Once viewed as a condition of the older adult population, the presence of skin cancer now is recognized as universal and is frequently presented to primary care providers, oncology practitioners, and other specialists. Therefore, this increased incidence challenges every provider to recognize the presence of early lesions and to refer or to treat accordingly.
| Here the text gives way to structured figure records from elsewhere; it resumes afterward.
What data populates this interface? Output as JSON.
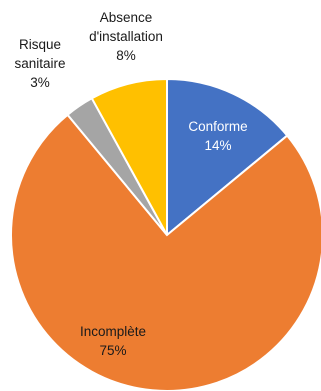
{
  "chart_data": {
    "type": "pie",
    "title": "",
    "slices": [
      {
        "name": "Conforme",
        "value": 14,
        "label_value": "14%",
        "color": "#4472C4",
        "label_color": "#ffffff"
      },
      {
        "name": "Incomplète",
        "value": 75,
        "label_value": "75%",
        "color": "#ED7D31",
        "label_color": "#1a1a1a"
      },
      {
        "name": "Risque sanitaire",
        "value": 3,
        "label_value": "3%",
        "color": "#A5A5A5",
        "label_color": "#1a1a1a"
      },
      {
        "name": "Absence d'installation",
        "value": 8,
        "label_value": "8%",
        "color": "#FFC000",
        "label_color": "#1a1a1a"
      }
    ],
    "start": "12 o'clock",
    "direction": "clockwise",
    "legend": "none"
  }
}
The many advances in the field of dermatology have led to greater understanding of the biology of these tumors. With the development of dermoscopy, digital photography, and confocal microscopy, healthcare professionals now are able to detect and treat skin cancers at an earlier stage, which results in greater cure rates and increased longevity for many. Advances in sun protection and identification of the deleterious effects of sunbathing and tanning booth exposure should have a significant effect on the younger generation who need not suffer the severe effects that long-term sun exposure had on their parents and grandparents. Continued research into the use of chemoprevention for patients at high risk for developing numerous lesions is promising.
It is the authors' hope that the readers will incorporate some of the elements of this chapter into their everyday practice and that they will question and not ignore the presence of certain lesions. It is imperative that all providers have a high index of suspicion and a good framework for diagnosis. The authors hope that the readers now are better prepared to address the challenge that skin lesions present to everyone and that this chapter will be a useful reference to daily practice.